ICI-118,551
- Names: IUPAC name 3-(isopropylamino)-1-[(7-methyl-4-indanyl)oxy]butan-2-ol

Identifiers
- CAS Number: 72795-26-7;
- 3D model (JSmol): Interactive image;
- ChEBI: CHEBI:91879;
- ChEMBL: ChEMBL513389;
- ChemSpider: 3554;
- EC Number: 998-334-3;
- MeSH: ICI+118551
- PubChem CID: 3682;
- UNII: 46OL1UC10R;
- CompTox Dashboard (EPA): DTXSID70874977 ;

Properties
- Chemical formula: C_{17}H_{27}NO_{2}
- Molar mass: 277.402 g/mol
- Hazards: GHS labelling:
- Pictograms: GHS07: Exclamation mark
- Signal word: Warning
- Hazard statements: H315, H319, H335
- Precautionary statements: P261, P264, P264+P265, P271, P280, P302+P352, P304+P340, P305+P351+P338, P319, P321, P332+P317, P337+P317, P362+P364, P403+P233, P405, P501

= ICI-118,551 =

ICI-118,551 is a selective β_{2} adrenergic receptor (adrenoreceptor) antagonist or beta blocker. ICI binds to the β_{2} subtype with at least 100 times greater affinity than β_{1} or β_{3}, the two other known subtypes of the beta adrenoceptor. The compound was developed by Imperial Chemical Industries, which was acquired by AkzoNobel in 2008.

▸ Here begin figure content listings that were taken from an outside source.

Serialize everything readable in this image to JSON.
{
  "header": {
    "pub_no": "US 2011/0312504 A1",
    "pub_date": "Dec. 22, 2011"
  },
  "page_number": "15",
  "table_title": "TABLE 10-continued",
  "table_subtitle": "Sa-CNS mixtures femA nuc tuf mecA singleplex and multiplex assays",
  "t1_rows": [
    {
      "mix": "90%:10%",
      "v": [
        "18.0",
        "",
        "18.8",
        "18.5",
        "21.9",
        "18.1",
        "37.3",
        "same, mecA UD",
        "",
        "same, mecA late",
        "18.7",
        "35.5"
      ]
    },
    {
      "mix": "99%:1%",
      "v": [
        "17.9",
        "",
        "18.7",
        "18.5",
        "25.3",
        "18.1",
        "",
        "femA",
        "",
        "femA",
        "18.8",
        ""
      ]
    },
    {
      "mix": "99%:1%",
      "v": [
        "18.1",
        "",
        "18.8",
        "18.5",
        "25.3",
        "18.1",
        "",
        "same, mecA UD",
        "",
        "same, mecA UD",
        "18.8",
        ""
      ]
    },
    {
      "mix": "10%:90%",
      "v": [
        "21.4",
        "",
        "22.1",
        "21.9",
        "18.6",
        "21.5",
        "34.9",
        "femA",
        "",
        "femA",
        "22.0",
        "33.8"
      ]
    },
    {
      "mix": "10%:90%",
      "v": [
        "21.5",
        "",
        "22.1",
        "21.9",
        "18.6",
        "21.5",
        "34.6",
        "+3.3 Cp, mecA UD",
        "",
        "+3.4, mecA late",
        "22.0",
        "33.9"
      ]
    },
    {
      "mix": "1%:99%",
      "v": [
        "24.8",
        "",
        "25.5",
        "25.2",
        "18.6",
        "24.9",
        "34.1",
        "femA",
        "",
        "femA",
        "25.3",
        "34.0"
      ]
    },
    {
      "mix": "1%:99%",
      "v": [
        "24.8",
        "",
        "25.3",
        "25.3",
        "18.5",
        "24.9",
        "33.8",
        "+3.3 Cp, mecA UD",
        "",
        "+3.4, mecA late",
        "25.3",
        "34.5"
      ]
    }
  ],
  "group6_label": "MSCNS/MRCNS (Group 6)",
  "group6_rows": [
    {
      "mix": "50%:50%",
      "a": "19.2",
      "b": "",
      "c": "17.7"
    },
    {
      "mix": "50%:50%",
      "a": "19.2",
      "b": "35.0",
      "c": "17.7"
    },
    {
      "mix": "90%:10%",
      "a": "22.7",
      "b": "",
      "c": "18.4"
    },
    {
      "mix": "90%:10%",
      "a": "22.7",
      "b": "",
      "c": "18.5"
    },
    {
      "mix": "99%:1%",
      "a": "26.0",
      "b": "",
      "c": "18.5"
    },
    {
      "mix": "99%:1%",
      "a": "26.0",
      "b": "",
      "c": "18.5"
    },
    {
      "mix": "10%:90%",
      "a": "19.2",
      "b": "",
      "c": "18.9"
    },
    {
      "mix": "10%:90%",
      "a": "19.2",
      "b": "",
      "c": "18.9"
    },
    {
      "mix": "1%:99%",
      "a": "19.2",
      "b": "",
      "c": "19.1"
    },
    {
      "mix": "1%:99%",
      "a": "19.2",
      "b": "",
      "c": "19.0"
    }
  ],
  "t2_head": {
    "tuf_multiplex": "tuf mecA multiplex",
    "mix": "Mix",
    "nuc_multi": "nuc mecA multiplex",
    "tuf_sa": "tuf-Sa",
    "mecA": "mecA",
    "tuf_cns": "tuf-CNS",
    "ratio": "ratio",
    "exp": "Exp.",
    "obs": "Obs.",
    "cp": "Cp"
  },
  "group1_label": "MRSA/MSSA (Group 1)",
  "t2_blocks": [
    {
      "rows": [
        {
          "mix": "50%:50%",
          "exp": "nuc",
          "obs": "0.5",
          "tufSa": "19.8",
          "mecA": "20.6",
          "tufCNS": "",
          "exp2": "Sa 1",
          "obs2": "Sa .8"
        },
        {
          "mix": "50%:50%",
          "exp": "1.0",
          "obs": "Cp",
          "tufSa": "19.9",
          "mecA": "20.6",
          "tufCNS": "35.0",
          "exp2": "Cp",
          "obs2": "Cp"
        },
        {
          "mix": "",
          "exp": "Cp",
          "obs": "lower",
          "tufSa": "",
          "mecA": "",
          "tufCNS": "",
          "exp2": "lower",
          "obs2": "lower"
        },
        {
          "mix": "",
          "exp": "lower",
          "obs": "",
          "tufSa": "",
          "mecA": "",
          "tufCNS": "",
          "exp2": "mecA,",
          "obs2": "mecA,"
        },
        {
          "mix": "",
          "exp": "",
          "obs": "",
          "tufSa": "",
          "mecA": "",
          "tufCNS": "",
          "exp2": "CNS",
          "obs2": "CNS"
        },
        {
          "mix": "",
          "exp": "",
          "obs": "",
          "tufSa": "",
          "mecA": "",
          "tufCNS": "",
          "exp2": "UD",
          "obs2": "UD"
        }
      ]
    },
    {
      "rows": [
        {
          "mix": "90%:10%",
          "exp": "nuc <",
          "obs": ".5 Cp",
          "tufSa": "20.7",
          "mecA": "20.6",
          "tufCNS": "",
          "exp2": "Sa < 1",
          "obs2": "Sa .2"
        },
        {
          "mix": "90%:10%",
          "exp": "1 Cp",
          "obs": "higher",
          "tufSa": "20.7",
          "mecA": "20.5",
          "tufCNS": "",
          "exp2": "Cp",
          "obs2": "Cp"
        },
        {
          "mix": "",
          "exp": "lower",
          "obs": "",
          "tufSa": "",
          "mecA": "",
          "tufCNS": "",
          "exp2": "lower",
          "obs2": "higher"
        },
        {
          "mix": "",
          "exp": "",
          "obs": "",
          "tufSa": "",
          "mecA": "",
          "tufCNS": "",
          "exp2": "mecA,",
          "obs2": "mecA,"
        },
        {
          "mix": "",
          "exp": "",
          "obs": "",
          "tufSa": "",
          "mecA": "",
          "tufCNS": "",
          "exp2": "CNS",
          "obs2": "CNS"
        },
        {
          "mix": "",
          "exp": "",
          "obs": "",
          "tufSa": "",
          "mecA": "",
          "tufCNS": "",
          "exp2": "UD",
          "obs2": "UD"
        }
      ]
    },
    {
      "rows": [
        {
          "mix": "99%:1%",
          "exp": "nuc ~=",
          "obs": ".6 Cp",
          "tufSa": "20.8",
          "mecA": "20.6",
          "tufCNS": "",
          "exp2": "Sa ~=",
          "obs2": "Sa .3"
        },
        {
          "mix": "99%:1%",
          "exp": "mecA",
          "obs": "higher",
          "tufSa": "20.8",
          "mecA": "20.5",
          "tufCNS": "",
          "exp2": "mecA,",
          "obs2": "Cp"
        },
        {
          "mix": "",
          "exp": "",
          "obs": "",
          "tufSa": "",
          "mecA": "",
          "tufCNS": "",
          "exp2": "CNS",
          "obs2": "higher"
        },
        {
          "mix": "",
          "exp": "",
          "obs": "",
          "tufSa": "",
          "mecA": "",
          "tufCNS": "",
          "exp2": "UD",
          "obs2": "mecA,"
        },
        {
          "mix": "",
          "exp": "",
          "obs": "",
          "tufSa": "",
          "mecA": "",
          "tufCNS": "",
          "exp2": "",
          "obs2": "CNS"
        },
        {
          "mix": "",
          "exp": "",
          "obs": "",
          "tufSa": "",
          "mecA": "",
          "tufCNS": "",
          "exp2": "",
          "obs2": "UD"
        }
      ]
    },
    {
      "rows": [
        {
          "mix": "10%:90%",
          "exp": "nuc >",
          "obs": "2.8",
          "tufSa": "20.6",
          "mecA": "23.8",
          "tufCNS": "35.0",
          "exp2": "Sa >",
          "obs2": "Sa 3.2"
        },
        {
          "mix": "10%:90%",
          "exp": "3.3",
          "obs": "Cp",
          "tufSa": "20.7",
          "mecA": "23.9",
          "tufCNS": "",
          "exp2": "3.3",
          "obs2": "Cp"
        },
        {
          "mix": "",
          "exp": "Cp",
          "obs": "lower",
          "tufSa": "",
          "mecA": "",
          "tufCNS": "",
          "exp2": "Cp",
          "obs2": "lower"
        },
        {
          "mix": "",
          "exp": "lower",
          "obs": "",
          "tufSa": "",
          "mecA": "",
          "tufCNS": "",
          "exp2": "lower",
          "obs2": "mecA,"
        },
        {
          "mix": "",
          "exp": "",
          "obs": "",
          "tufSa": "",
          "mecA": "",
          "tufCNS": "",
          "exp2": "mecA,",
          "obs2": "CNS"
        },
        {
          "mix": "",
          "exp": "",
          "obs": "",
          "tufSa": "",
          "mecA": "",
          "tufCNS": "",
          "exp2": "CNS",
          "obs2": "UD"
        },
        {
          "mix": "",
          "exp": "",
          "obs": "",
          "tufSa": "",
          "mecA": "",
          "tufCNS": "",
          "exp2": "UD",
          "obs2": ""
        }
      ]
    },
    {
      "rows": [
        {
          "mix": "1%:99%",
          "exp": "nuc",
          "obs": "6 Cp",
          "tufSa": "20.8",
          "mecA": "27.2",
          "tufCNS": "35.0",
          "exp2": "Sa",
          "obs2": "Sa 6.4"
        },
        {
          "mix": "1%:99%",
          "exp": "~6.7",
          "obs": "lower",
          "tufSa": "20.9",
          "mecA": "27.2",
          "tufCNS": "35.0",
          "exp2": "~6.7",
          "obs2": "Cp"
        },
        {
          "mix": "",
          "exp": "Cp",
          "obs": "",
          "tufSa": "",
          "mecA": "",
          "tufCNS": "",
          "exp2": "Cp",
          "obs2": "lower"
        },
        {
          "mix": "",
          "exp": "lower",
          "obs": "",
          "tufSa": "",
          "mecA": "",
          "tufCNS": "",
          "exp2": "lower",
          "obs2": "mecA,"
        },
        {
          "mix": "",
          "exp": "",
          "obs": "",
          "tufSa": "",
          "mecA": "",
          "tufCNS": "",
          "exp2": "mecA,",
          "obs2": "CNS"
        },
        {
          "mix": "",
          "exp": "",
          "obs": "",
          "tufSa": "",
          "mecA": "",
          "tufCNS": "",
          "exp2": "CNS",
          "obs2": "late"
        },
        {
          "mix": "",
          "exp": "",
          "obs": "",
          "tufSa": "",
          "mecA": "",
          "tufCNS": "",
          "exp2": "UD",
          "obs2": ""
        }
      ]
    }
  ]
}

ICI-118,551 has no known therapeutic use in humans although it has been used widely in research to understand the action of the β_{2} adrenergic receptor, as few other specific antagonists for this receptor are known. ICI-118,551 has been used in pre-clinical studies using murine models. When dissolved in saline, the compound crosses the blood–brain barrier. Common systemic doses used in rodent research are 0.5 or 1 mg/kg although efficacy has been demonstrated at doses as low as 0.0001 mg/kg (100 ng/kg) in rhesus monkeys. Doses up to 20 mg/kg have been used without toxicity. At room temperature in saline, the ICI 118,551 hydrochloride is soluble to at least 2.5 mg/mL.